Research conducted in part by Northwestern’s Feinberg School of Medicine explained one more clue about the spread of ovarian cancer, the fifth-leading cause of cancer-related deaths among women.
The authors of the study, published in Nature Medicine on Sunday, were researchers from NU, the University of Chicago and the University of Texas’ MD Anderson Cancer Center. They discovered fat cells from the omentum, a patch of fat in the abdomen, can accelerate the spread of ovarian cancer.
This finding is important because ovarian cancer spreads to the omentum nearly 80 percent of the time, said Kristin Nieman, a postdoctoral fellow at the University of Chicago and co-author of the paper.
In one part of the study, researchers injected ovarian cancer cells into non-cancerous cells from surgery patients’ omentums. The results showed the omentum cells increased in metabolism, growth and fat uptake, which altogether fueled the growth of the cancer cells.
Nieman explained metastasis, or spread, to the omentum is taxing on the body.
“The omentum, in some cases, can grow tumors that are even greater in size than the primary tumor (in the ovaries) itself,” Nieman said.
In another part of the study, researchers injected ovarian cancer cells into mice. The ovarian cancer cells reached the omentum in 20 minutes, the authors of the paper stated.
Marcus Peter, a professor of medicine at NU’s Feinberg School of Medicineand co-author of the study, played a large role in determining why omentum cells fuel cancer growth, Nieman said. Peter narrowed down the specific chemical to a protein called FABP4.
Peter declined to comment, deferring questions about the study to his co-authors.
To measure FABP4’s effect on the cancer cells, researchers injected cancer cells into a genetically modified mouse that didn’t produce any FABP4.

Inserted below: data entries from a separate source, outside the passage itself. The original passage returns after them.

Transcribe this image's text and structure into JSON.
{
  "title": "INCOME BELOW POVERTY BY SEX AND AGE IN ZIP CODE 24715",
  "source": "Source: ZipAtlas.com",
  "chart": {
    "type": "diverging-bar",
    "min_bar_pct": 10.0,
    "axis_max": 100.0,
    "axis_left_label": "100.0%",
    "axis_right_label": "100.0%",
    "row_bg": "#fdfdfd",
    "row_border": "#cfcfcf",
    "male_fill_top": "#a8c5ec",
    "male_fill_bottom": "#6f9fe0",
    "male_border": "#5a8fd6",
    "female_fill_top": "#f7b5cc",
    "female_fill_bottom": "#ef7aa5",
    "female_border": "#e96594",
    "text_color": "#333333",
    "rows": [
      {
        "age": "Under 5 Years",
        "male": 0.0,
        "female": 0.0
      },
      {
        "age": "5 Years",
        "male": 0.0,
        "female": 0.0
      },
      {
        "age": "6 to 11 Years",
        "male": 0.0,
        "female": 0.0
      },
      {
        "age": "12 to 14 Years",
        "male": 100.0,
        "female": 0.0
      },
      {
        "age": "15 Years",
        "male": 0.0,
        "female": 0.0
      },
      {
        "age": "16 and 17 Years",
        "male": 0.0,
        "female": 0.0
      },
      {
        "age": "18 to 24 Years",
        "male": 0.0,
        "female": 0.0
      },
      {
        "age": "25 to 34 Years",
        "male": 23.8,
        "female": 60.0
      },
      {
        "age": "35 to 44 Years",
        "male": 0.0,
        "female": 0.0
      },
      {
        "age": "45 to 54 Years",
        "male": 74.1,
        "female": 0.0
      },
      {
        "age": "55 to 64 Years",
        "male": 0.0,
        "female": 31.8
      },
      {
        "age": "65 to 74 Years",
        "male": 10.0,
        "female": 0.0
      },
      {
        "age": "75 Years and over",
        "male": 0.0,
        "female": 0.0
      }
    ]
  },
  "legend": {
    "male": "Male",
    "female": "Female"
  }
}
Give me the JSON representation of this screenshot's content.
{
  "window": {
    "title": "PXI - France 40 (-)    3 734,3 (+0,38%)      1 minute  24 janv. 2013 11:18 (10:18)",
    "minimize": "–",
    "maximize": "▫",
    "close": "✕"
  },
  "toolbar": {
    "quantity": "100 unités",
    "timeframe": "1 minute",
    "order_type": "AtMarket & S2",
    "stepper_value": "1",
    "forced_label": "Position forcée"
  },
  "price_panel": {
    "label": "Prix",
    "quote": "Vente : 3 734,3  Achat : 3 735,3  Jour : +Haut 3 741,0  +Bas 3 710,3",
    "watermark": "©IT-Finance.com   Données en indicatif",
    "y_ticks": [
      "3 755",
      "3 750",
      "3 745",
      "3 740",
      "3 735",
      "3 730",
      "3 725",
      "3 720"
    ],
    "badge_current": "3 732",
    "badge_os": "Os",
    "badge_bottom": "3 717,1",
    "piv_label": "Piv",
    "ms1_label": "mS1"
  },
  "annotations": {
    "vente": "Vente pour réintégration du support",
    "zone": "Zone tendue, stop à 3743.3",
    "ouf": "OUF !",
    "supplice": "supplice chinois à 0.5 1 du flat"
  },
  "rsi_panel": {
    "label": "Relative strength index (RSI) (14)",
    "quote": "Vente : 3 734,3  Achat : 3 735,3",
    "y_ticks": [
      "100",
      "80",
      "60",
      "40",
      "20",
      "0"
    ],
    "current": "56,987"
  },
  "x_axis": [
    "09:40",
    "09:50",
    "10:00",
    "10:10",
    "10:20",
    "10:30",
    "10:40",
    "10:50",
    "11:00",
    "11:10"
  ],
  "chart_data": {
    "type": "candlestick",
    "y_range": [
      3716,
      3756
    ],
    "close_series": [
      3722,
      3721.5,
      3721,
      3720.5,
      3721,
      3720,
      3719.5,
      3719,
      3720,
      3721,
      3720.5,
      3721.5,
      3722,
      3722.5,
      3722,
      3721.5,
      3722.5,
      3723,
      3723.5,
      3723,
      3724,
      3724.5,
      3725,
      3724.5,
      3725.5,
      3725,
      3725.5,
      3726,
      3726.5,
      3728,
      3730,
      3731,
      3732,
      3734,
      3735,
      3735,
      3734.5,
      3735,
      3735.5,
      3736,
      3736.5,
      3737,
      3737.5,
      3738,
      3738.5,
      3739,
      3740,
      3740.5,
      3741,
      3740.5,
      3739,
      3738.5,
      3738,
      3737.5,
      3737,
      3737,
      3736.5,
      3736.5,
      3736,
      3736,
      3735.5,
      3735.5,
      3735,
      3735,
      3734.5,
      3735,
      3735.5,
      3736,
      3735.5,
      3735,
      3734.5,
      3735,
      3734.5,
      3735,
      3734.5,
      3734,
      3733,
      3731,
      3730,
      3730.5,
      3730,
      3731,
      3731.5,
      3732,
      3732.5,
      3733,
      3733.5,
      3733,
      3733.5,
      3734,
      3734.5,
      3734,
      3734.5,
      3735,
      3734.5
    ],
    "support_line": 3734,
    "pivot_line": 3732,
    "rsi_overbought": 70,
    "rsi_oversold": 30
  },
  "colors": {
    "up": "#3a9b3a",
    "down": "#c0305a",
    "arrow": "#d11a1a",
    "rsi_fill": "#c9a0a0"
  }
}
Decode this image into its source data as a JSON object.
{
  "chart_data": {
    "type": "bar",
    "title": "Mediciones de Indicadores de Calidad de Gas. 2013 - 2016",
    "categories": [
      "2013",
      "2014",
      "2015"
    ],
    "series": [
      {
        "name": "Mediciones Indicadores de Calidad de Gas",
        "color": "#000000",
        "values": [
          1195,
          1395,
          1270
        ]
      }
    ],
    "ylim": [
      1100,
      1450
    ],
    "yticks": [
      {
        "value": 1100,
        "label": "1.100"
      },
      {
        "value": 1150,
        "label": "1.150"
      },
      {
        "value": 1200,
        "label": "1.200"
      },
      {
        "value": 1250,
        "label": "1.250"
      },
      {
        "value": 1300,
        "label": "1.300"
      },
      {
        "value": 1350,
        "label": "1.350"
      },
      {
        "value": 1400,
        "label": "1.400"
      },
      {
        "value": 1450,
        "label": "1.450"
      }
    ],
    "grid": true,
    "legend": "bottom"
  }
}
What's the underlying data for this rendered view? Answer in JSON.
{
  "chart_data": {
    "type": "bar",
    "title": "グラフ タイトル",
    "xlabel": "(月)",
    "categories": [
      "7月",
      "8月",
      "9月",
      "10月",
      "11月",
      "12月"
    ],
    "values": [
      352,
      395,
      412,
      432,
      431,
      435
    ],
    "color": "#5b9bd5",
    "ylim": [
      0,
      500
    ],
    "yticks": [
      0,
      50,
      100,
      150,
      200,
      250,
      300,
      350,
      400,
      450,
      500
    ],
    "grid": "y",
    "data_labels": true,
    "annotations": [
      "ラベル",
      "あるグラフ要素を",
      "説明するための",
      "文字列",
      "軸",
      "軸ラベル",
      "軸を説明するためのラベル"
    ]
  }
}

“The cancer spread, but it did not spread as well, did not grow in the sites it spread to and did not grow as well in the primary cells,” Nieman said.
The metabolism finding is important in fields beyond oncology, said Dr. Diljeet Singh, co-director of the NU Ovarian Cancer Early Detection and Prevention Program.
Because fat cells in the omentum are now linked to cancer, Singh said it also sheds light on the connection between obesity and cancer.
Nieman said this research is the first of its kind to identify FABP4 as a link between cancer cell metastasis and fat cells. She also said her team believes it may play a larger role in therapy for breast, gastric and colon cancer, which are all concentrated around regions of high fat. If scientists can “turn off” FABP4, then they may be able to slow down and isolate each cancer’s metastasis, she added.
Although Singh is optimistic about the potential of the study, she is hesitant about whether the discovery can be translated to human subjects at this point.
“Can we actually cause an FABP4 deficiency in a way that’s meaningful?” Singh said.
However, Ernst Lengyel, a professor of obstetrics/gynecology at the University of Chicago and the lead author of the study, said ongoing diabetes research is attempting to deactivate certain proteins such as FABP4. This research, he said, could possibly help researchers “turn off” FABP4 in cancer cases.
“I think for the first time, we now understand,” Lengyel said. “You cannot treat if you do not understand, and now that we understand, we know what the enemy is.”